Nessa proposta educativa, existe outro elemento importante para a construção do
diálogo, que é o clima desenvolvido no ambiente escolar. A escola deve estar comprometida
em proporcionar um clima humano, ético, solidário, que irá contribuir para a efetivação de
uma relação mais harmoniosa e respeitosa, pois os alunos devem se sentir acolhidos,
sentirem-se membros da comunidade escolar.
Outro ponto a ser observado, é que se fizesse presente a participação dos alunos na
implementação de uma proposta de intervenção para efetivação desse diálogo em sala de aula,
em que os alunos pudessem sugerir fazer parte desse processo de forma democrática, sentir-se
responsáveis, ou seja, delegar responsabilidades perante as atividades pedagógicas,e que
fossem dialogadas as normas, as regras, não de forma fria, mas dando sentido para elas,
enfatizando que se fazem necessárias e presentes em qualquer relação social. A questão é
como conduzi-la de forma ética e humana.
Outro aspecto importante é o envolvimento da gestão escolar com a aprendizagem
dos alunos, que deve estar comprometida com a promoção humana do aluno. Para isso,
precisa criar, estimular um clima de respeito e de interesse pelo trabalho do professor, pois
28007
como sujeito desse processo, necessita ser ouvido, ser reconhecido nesse espaço de
construção do conhecimento. É importante ressaltar que o gestor precisa também expressar
interesse pela vida dos alunos, ou seja, deve dialogar sobre suas vidas, sonhos, aspirações.
Tais atitudes irão estreitar as relações e demonstrarão respeito e afeto pelo educando.
Considerações finais
Através desse estudo, foi possível perceber que a construção da educação para a paz
se faz necessária, sobretudo no ambiente escolar, por ser uma instituição social que agrega
valores, sonhos, desafios, vidas que se entrecruzam nessas relações intersubjetivas, e que o
diálogo não poderá deixar de ser exercido em hipótese alguma.
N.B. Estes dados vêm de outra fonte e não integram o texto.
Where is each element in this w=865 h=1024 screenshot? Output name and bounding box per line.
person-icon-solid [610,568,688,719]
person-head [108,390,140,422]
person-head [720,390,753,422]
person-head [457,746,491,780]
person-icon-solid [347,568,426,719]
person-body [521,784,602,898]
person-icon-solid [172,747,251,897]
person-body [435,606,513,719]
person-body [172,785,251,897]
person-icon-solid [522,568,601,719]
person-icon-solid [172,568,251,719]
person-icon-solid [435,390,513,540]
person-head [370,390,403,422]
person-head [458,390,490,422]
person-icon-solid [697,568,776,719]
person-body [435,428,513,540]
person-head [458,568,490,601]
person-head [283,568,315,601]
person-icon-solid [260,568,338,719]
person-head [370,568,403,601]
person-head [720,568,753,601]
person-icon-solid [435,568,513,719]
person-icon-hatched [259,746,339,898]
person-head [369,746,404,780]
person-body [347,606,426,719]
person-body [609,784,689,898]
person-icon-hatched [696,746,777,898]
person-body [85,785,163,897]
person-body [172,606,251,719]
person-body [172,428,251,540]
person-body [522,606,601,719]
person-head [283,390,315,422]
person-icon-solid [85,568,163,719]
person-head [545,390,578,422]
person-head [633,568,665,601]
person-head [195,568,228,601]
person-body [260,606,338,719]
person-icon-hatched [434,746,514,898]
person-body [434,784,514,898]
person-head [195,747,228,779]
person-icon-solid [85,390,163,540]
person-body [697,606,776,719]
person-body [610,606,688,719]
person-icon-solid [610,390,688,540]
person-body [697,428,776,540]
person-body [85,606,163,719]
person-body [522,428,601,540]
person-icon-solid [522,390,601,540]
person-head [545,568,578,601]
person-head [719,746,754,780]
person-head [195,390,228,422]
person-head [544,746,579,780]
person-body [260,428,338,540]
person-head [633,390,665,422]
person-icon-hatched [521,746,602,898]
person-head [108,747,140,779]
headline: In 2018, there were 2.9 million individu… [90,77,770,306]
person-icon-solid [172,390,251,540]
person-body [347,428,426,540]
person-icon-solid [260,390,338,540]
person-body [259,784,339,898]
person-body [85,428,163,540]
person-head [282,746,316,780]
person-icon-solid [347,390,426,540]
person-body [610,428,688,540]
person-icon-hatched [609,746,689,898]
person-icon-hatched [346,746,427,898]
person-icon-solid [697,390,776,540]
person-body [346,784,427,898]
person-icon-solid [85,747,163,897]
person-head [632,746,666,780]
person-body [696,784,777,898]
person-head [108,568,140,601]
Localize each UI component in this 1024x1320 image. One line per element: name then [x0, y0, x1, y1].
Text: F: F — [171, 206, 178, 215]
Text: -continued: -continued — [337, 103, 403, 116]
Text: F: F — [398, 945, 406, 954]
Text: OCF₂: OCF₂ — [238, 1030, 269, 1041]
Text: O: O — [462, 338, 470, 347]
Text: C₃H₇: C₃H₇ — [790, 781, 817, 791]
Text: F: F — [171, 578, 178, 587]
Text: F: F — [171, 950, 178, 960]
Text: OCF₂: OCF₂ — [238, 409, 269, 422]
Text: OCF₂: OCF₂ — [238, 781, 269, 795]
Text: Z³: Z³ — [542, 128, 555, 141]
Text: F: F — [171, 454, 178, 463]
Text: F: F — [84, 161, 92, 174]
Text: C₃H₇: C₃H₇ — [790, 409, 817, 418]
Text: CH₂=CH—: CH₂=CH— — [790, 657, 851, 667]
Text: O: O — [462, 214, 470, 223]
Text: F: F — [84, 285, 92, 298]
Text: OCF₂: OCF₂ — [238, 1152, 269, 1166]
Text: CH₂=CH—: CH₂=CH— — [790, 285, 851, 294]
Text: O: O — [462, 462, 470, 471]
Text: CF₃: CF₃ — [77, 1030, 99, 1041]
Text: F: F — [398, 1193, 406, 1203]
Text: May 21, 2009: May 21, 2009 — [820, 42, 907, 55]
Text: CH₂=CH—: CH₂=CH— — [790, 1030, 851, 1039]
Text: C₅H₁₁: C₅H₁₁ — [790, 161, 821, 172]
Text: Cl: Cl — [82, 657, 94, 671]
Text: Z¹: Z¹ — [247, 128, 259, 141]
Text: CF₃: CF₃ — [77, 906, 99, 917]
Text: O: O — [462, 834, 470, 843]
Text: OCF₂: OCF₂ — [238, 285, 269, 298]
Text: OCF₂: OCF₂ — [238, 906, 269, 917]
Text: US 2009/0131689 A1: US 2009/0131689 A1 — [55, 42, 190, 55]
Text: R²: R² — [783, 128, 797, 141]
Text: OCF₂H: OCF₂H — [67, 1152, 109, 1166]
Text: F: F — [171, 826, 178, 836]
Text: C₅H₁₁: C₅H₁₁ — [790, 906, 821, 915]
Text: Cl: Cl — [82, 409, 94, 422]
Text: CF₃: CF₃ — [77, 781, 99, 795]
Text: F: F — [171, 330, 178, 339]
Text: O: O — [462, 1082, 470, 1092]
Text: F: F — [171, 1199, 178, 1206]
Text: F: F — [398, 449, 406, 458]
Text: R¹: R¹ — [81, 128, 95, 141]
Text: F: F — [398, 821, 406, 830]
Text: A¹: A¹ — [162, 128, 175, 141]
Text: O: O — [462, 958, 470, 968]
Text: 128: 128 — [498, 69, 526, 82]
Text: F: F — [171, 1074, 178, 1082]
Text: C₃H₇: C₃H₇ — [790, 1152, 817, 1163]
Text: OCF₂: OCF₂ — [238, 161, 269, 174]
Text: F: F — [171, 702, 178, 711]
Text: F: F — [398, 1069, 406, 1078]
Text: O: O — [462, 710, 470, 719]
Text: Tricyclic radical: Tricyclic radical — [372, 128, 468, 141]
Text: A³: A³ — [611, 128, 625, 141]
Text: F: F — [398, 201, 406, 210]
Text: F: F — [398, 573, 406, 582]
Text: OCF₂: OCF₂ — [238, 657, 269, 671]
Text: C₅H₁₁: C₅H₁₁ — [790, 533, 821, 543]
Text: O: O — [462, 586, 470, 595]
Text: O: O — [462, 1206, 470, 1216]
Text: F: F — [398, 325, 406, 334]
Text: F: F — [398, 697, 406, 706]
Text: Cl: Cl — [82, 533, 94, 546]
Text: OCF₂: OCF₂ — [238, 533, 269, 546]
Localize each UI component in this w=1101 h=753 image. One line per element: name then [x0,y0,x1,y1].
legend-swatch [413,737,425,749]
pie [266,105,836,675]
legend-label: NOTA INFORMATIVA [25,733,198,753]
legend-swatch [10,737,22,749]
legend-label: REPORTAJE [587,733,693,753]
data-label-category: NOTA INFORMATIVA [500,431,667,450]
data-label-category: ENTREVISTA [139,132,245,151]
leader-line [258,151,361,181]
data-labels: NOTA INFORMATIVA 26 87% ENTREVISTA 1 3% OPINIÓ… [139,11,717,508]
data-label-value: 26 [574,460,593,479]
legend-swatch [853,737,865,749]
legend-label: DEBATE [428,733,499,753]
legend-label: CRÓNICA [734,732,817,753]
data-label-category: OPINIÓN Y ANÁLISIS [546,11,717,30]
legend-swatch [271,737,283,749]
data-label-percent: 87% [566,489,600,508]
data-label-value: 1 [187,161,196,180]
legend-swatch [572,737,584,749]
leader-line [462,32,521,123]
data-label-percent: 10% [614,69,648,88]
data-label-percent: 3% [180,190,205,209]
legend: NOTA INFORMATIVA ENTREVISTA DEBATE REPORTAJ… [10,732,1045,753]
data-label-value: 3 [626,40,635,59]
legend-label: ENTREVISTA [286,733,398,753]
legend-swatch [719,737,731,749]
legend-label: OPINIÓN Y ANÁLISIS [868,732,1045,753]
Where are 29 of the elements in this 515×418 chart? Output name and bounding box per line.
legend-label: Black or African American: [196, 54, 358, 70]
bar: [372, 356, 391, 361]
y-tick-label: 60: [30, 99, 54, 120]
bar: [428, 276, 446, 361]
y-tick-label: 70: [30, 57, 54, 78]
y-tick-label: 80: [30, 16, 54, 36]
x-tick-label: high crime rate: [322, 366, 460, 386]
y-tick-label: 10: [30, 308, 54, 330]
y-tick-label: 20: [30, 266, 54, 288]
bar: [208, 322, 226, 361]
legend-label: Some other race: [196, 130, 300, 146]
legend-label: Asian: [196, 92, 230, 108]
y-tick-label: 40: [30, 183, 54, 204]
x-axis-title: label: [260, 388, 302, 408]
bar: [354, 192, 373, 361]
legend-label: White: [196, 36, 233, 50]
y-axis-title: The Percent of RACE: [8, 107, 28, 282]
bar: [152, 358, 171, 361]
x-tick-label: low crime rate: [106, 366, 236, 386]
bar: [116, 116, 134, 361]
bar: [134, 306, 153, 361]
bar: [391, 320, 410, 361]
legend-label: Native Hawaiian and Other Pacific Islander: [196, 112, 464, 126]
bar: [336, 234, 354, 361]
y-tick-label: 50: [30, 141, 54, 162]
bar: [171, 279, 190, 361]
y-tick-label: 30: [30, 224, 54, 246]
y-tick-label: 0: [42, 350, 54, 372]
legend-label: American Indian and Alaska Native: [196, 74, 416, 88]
Ele torna-se a essência de
saber conduzir todo o processo socioeducativo, o qual direciona uma ação que se espera
significativa, nesse caso, a construção da educação para a paz.
Nessa perspectiva, a busca por uma educação para a paz pautada no diálogo passa
por mudança de mentalidade; de um olhar crítico sobre o que está acontecendo no mundo,
sobre os discursos, as ideologias construídas no ambiente escolar, sobretudo no cotidiano da
sala de aula. Assim, a escola, considerada como espaço de implementação para a construção
do diálogo deve possibilitar mecanismos que favoreçam essa integração entre a comunidade,
os professores e os alunos e deve se constituir como um espaço democrático, favorecendo ao
acolhimento, à escuta, à aceitação das diversidades culturais.
Nesse sentido, é importante ressaltar que o compromisso dessa construção do diálogo
não deve ser responsabilidade exclusiva do professor, é papel também do gestor se envolver
nesse projeto, dando importância para o clima estabelecido no ambiente escolar. Uma vez que
o clima pode ser visto como termômetro para analisar como se encontra a escola tanto no
aspecto administrativo como no pedagógico.
Finalizando nossas discussões, outro ponto a ser destacado é a importância da
construção do diálogo como elemento indispensável no processo educativo, uma vez que,
para ser vivenciado pelos seus pares, necessita de que o professor se desprenda dos “ranços
autoritários” absolvidos durante a sua educação. Porém, tais ranços podem ser desconstruídos,
desde que os professores revejam sua prática pedagógica desenvolvida no ambiente escolar,
pois os nossos discursos precisam estar ancorados em nossa prática e isso é um grande desafio
a ser perseguido por cada um dos educadores que idealiza uma educação mais ética e
solidária, menos excludente e que seja capaz de tornar as pessoas melhores e mais humanas.